A report on the UK oil and gas workforce dynamics says that more than 40,000 new people will need to be recruited into the industry over the next 20 years, including 10,000 posts that don’t exist today.
The UKCS Workforce Dynamics Review, created by global energy skills body OPITO in partnership with the Robert Gordon University (RGU) Oil and Gas Institute, assesses the changing skills requirements for the industry over the next 20 years.
The research will assist in providing a roadmap for a new skills strategy to ensure the sector is ready to take advantage of emerging roles and diversification opportunities.
According to RGU, the report shows that whilst total employment will fall over time, if the industry achieves its ambitions around Vision 2035 and the lower carbon transition, tens of thousands more posts can be safeguarded and around 10,000 people will need to be recruited in emerging digital roles that don’t exist today in data analytics, data science, robotics, and remote operations.
John McDonald, CEO of OPITO said: “As the industry emerges from the downturn, it is crucial that we take a longer-term look at the future UK oil and gas skills requirements. A new skills strategy will help us to take action now to prepare for emerging roles and ensure the existing workforce is being given opportunities to up-skill.”
Professor Paul de Leeuw, director of the RGU Oil and Gas Institute, said: “With over 40,000 people potentially entering the industry over the next 20 years and with a substantial proportion of the workforce to be up-skilled, there is a critical role for training providers, vocational institutes and universities to help future-proof the sector and to ensure the UK retains its reputation as a leading energy basin.”

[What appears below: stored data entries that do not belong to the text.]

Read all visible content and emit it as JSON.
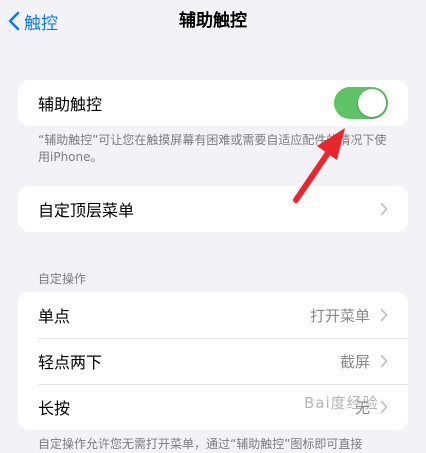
{
  "nav": {
    "back_label": "触控",
    "title": "辅助触控"
  },
  "assistive": {
    "label": "辅助触控",
    "toggle_on": true,
    "description": "“辅助触控”可让您在触摸屏幕有困难或需要自适应配件的情况下使用iPhone。"
  },
  "top_menu": {
    "label": "自定顶层菜单"
  },
  "custom_actions": {
    "header": "自定操作",
    "rows": [
      {
        "label": "单点",
        "value": "打开菜单"
      },
      {
        "label": "轻点两下",
        "value": "截屏"
      },
      {
        "label": "长按",
        "value": "无"
      }
    ],
    "footer": "自定操作允许您无需打开菜单，通过“辅助触控”图标即可直接"
  },
  "colors": {
    "accent": "#0a7aff",
    "toggle_on": "#5fc466",
    "annotation_arrow": "#e8262b"
  },
  "watermark": "Bai度经验"
}
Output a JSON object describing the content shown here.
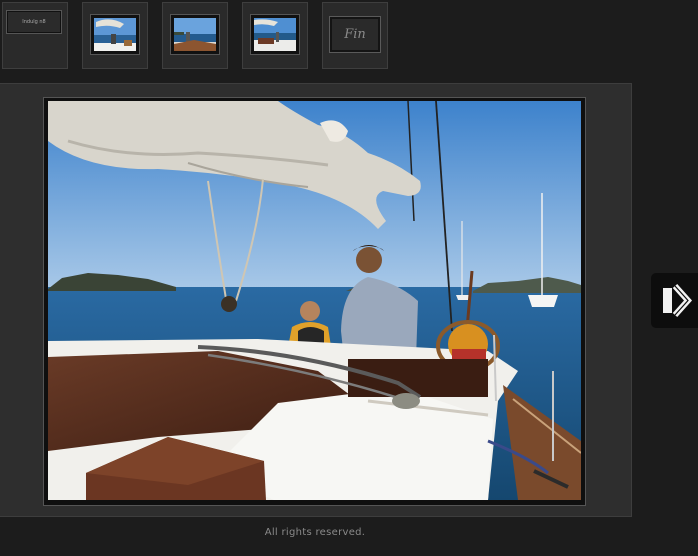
{
  "thumbnails": {
    "intro_label": "Indulg n8",
    "fin_label": "Fin"
  },
  "main_photo": {
    "alt": "Sailing yacht deck with two crew members at sea"
  },
  "navigation": {
    "next_icon": "chevron-right-icon"
  },
  "footer": {
    "copyright": "All rights reserved."
  },
  "colors": {
    "background": "#1c1c1c",
    "stage": "#2e2e2e",
    "sky": "#4f8fd2",
    "sea": "#1f5a8c"
  }
}
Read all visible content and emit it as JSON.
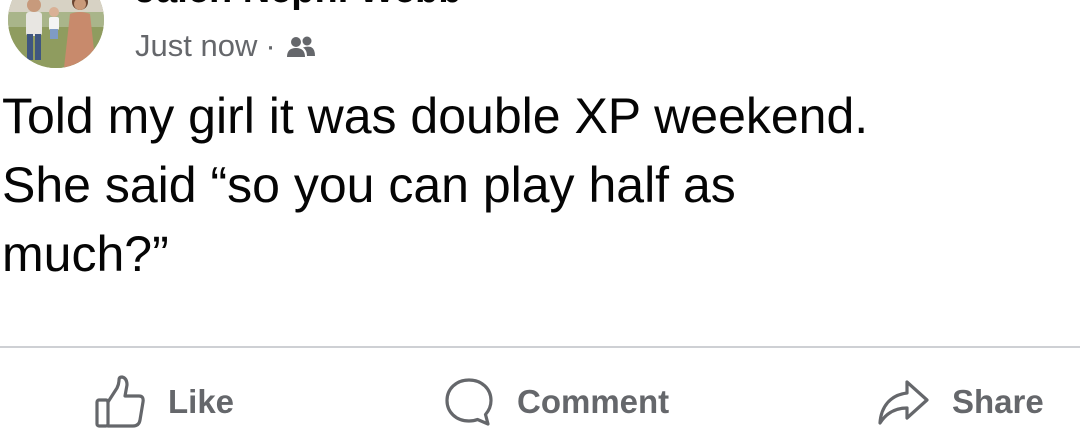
{
  "post": {
    "author": {
      "name": "Jalen Nephi Webb",
      "avatar_icon": "profile-photo"
    },
    "timestamp": "Just now",
    "separator": "·",
    "audience_icon": "friends-icon",
    "text_lines": [
      "Told my girl it was double XP weekend.",
      "She said “so you can play half as",
      "much?”"
    ]
  },
  "actions": {
    "like": {
      "label": "Like",
      "icon": "thumbs-up-icon"
    },
    "comment": {
      "label": "Comment",
      "icon": "comment-bubble-icon"
    },
    "share": {
      "label": "Share",
      "icon": "share-arrow-icon"
    }
  },
  "colors": {
    "text": "#050505",
    "secondary": "#65676b",
    "divider": "#ced0d4"
  }
}
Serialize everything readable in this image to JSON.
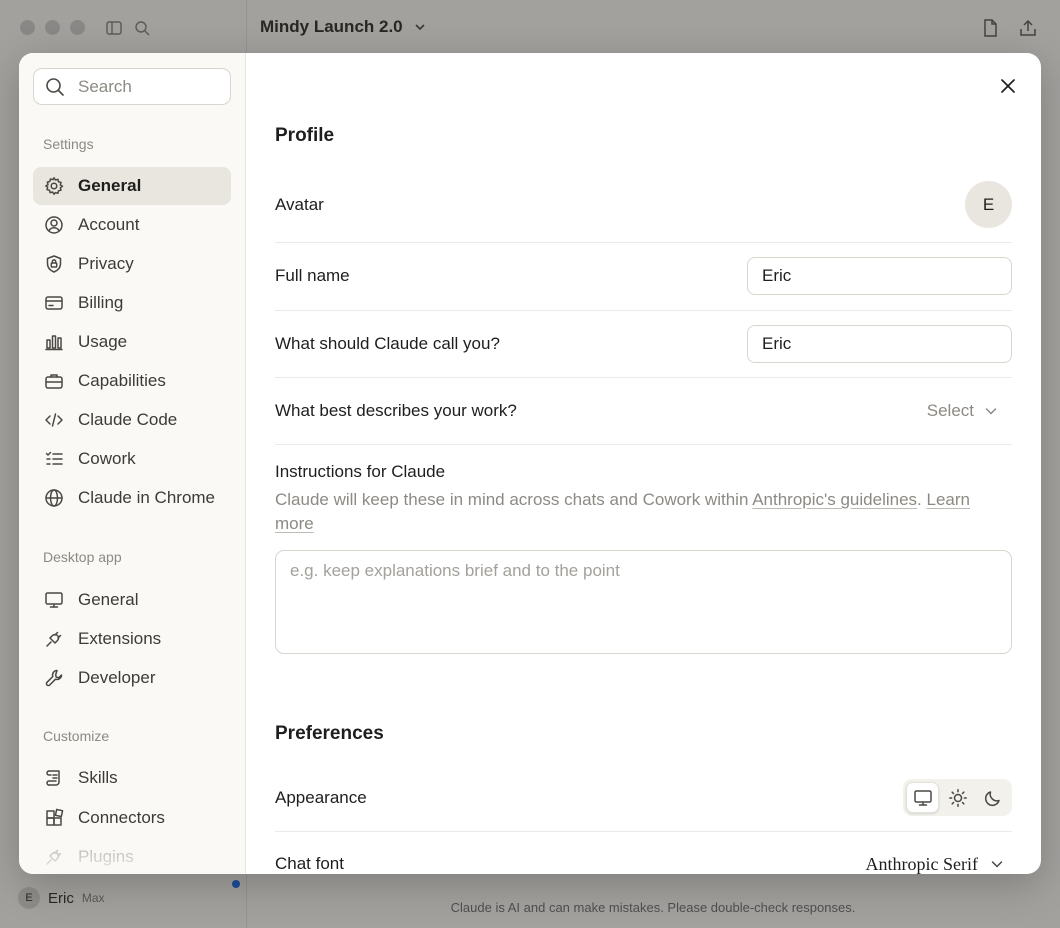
{
  "background": {
    "project_title": "Mindy Launch 2.0",
    "user_initial": "E",
    "user_name": "Eric",
    "user_plan": "Max",
    "disclaimer": "Claude is AI and can make mistakes. Please double-check responses."
  },
  "sidebar": {
    "search_placeholder": "Search",
    "sections": {
      "settings": "Settings",
      "desktop": "Desktop app",
      "customize": "Customize"
    },
    "settings_items": [
      {
        "label": "General",
        "icon": "gear-icon"
      },
      {
        "label": "Account",
        "icon": "user-circle-icon"
      },
      {
        "label": "Privacy",
        "icon": "shield-lock-icon"
      },
      {
        "label": "Billing",
        "icon": "credit-card-icon"
      },
      {
        "label": "Usage",
        "icon": "bar-chart-icon"
      },
      {
        "label": "Capabilities",
        "icon": "toolbox-icon"
      },
      {
        "label": "Claude Code",
        "icon": "code-icon"
      },
      {
        "label": "Cowork",
        "icon": "checklist-icon"
      },
      {
        "label": "Claude in Chrome",
        "icon": "globe-icon"
      }
    ],
    "desktop_items": [
      {
        "label": "General",
        "icon": "monitor-icon"
      },
      {
        "label": "Extensions",
        "icon": "plug-icon"
      },
      {
        "label": "Developer",
        "icon": "wrench-icon"
      }
    ],
    "customize_items": [
      {
        "label": "Skills",
        "icon": "scroll-icon"
      },
      {
        "label": "Connectors",
        "icon": "blocks-icon"
      },
      {
        "label": "Plugins",
        "icon": "plug-icon"
      }
    ]
  },
  "profile": {
    "heading": "Profile",
    "avatar_label": "Avatar",
    "avatar_initial": "E",
    "full_name_label": "Full name",
    "full_name_value": "Eric",
    "call_you_label": "What should Claude call you?",
    "call_you_value": "Eric",
    "work_label": "What best describes your work?",
    "work_select": "Select",
    "instructions_title": "Instructions for Claude",
    "instructions_desc_prefix": "Claude will keep these in mind across chats and Cowork within ",
    "instructions_link_guidelines": "Anthropic's guidelines",
    "instructions_desc_mid": ". ",
    "instructions_link_learn": "Learn more",
    "instructions_placeholder": "e.g. keep explanations brief and to the point"
  },
  "preferences": {
    "heading": "Preferences",
    "appearance_label": "Appearance",
    "appearance_options": [
      "monitor-icon",
      "sun-icon",
      "moon-icon"
    ],
    "appearance_selected": "system",
    "chat_font_label": "Chat font",
    "chat_font_value": "Anthropic Serif"
  },
  "colors": {
    "active_nav_bg": "#e8e6df",
    "sidebar_bg": "#faf9f5",
    "notification_dot": "#2c78e8"
  }
}
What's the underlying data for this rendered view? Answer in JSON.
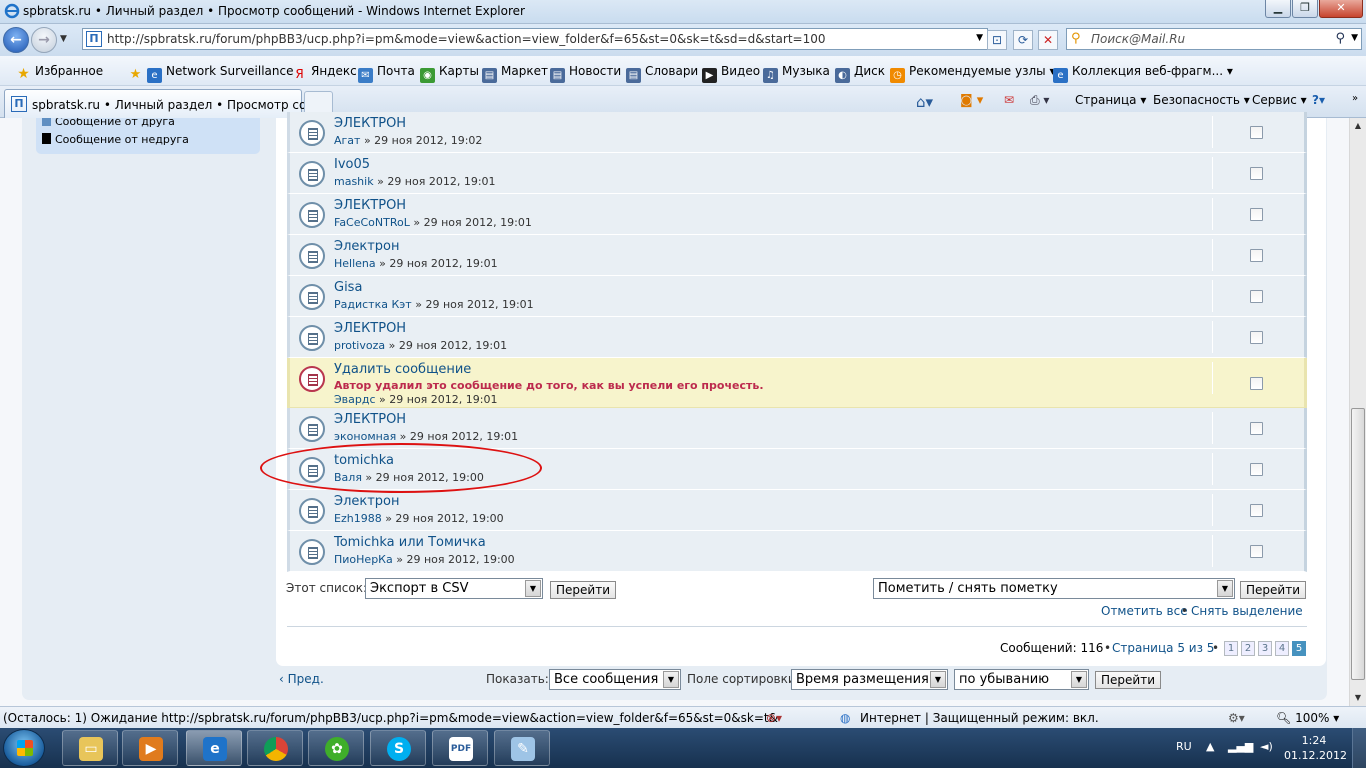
{
  "window": {
    "title": "spbratsk.ru • Личный раздел • Просмотр сообщений - Windows Internet Explorer"
  },
  "address": {
    "url": "http://spbratsk.ru/forum/phpBB3/ucp.php?i=pm&mode=view&action=view_folder&f=65&st=0&sk=t&sd=d&start=100",
    "search_placeholder": "Поиск@Mail.Ru"
  },
  "favorites": {
    "label": "Избранное",
    "items": [
      {
        "label": "Network Surveillance"
      },
      {
        "label": "Яндекс"
      },
      {
        "label": "Почта"
      },
      {
        "label": "Карты"
      },
      {
        "label": "Маркет"
      },
      {
        "label": "Новости"
      },
      {
        "label": "Словари"
      },
      {
        "label": "Видео"
      },
      {
        "label": "Музыка"
      },
      {
        "label": "Диск"
      },
      {
        "label": "Рекомендуемые узлы ▾"
      },
      {
        "label": "Коллекция веб-фрагм... ▾"
      }
    ]
  },
  "tab": {
    "title": "spbratsk.ru • Личный раздел • Просмотр сооб..."
  },
  "commandbar": {
    "page": "Страница ▾",
    "security": "Безопасность ▾",
    "service": "Сервис ▾"
  },
  "legend": {
    "friend": "Сообщение от друга",
    "foe": "Сообщение от недруга",
    "friend_color": "#5f8fc2",
    "foe_color": "#000000"
  },
  "messages": [
    {
      "subject": "ЭЛЕКТРОН",
      "author": "Агат",
      "date": " » 29 ноя 2012, 19:02"
    },
    {
      "subject": "Ivo05",
      "author": "mashik",
      "date": " » 29 ноя 2012, 19:01"
    },
    {
      "subject": "ЭЛЕКТРОН",
      "author": "FaCeCoNTRoL",
      "date": " » 29 ноя 2012, 19:01"
    },
    {
      "subject": "Электрон",
      "author": "Hellena",
      "date": " » 29 ноя 2012, 19:01"
    },
    {
      "subject": "Gisa",
      "author": "Радистка Кэт",
      "date": " » 29 ноя 2012, 19:01"
    },
    {
      "subject": "ЭЛЕКТРОН",
      "author": "protivoza",
      "date": " » 29 ноя 2012, 19:01"
    },
    {
      "subject": "Удалить сообщение",
      "warning": "Автор удалил это сообщение до того, как вы успели его прочесть.",
      "author": "Эвардс",
      "date": " » 29 ноя 2012, 19:01"
    },
    {
      "subject": "ЭЛЕКТРОН",
      "author": "экономная",
      "date": " » 29 ноя 2012, 19:01"
    },
    {
      "subject": "tomichka",
      "author": "Валя",
      "date": " » 29 ноя 2012, 19:00"
    },
    {
      "subject": "Электрон",
      "author": "Ezh1988",
      "date": " » 29 ноя 2012, 19:00"
    },
    {
      "subject": "Tomichka или Томичка",
      "author": "ПиоНерКа",
      "date": " » 29 ноя 2012, 19:00"
    }
  ],
  "export": {
    "label": "Этот список:",
    "value": "Экспорт в CSV",
    "go": "Перейти"
  },
  "mark": {
    "value": "Пометить / снять пометку",
    "go": "Перейти",
    "mark_all": "Отметить все",
    "bullet": "•",
    "unmark_all": "Снять выделение"
  },
  "pagination": {
    "messages_count": "Сообщений: 116",
    "page_of": "Страница 5 из 5",
    "pages": [
      "1",
      "2",
      "3",
      "4",
      "5"
    ],
    "current": "5"
  },
  "footer": {
    "prev": "Пред.",
    "show_label": "Показать:",
    "show_value": "Все сообщения",
    "sort_label": "Поле сортировки",
    "sort_value": "Время размещения",
    "order_value": "по убыванию",
    "go": "Перейти"
  },
  "status": {
    "loading": "(Осталось: 1) Ожидание http://spbratsk.ru/forum/phpBB3/ucp.php?i=pm&mode=view&action=view_folder&f=65&st=0&sk=t&",
    "zone": "Интернет | Защищенный режим: вкл.",
    "zoom": "100%"
  },
  "taskbar": {
    "lang": "RU",
    "time": "1:24",
    "date": "01.12.2012"
  }
}
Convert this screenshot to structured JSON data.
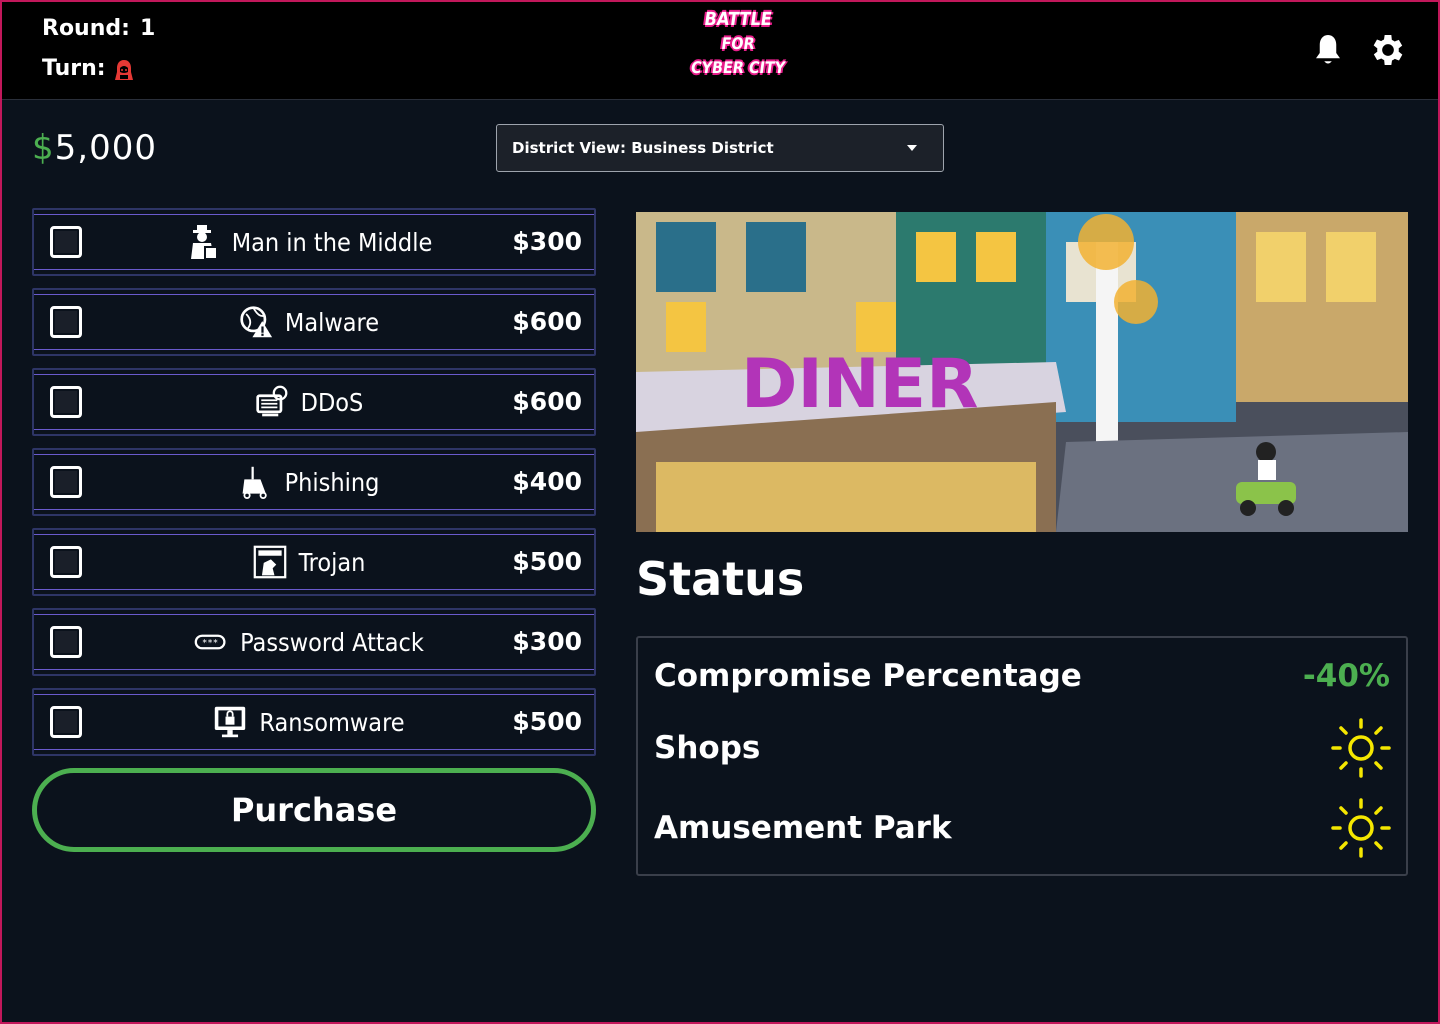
{
  "header": {
    "round_label": "Round:",
    "round_value": "1",
    "turn_label": "Turn:",
    "turn_icon": "hacker-icon",
    "logo_lines": [
      "BATTLE",
      "FOR",
      "CYBER CITY"
    ]
  },
  "money": {
    "currency": "$",
    "amount": "5,000"
  },
  "district": {
    "label": "District View: Business District"
  },
  "attacks": [
    {
      "label": "Man in the Middle",
      "price": "$300",
      "icon": "spy-icon"
    },
    {
      "label": "Malware",
      "price": "$600",
      "icon": "malware-icon"
    },
    {
      "label": "DDoS",
      "price": "$600",
      "icon": "ddos-icon"
    },
    {
      "label": "Phishing",
      "price": "$400",
      "icon": "phishing-icon"
    },
    {
      "label": "Trojan",
      "price": "$500",
      "icon": "trojan-icon"
    },
    {
      "label": "Password Attack",
      "price": "$300",
      "icon": "password-icon"
    },
    {
      "label": "Ransomware",
      "price": "$500",
      "icon": "ransomware-icon"
    }
  ],
  "purchase_label": "Purchase",
  "status": {
    "title": "Status",
    "rows": [
      {
        "label": "Compromise Percentage",
        "value": "-40%"
      },
      {
        "label": "Shops",
        "icon": "sun-icon"
      },
      {
        "label": "Amusement Park",
        "icon": "sun-icon"
      }
    ]
  },
  "colors": {
    "background": "#0b121c",
    "accent_green": "#4caf50",
    "logo_pink": "#e91e8c",
    "sun_yellow": "#f5e700",
    "turn_icon_red": "#e53935"
  }
}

80,000 people to retire by 2035
The other findings in the report claim that 80,000 workers are likely to retire or leave the sector for other reasons by 2035. Also, on the basis that the industry can achieve the goals around Vision 2035 and the wider energy diversification, the industry should be able to sustain over 130,000 roles in 2035, compared to around 170,000 in 2017, a decline rate of less than 1.5% per year.
According to the University, a new skills strategy is required to ensure the industry responds effectively to securing future talent requirements and achieving the best case scenario to safeguard posts.
Representatives from operating companies and supply chain firms from across the UK took part in the data gathering exercise. The workforce data collected totaled 34,000 roles, representing 50% of the gross operated production in the UKCS. The review identifies common roles and categorizes them into broad job families to study potential impacts.
Vision 2035 captures the ambition of the industry to produce an additional three billion barrels of oil and gas by 2035 and to double the UK’s share of the global oil and gas supply chain market from 3.7% to over 7% by 2035. The industry is currently developing a roadmap for Vision 2035.
McDonald added: “The skills strategy that will emerge from the review is likely to include the development of new programs and courses involving input from employers, trade unions, governments, agencies, educational establishments and commercial training organizations.”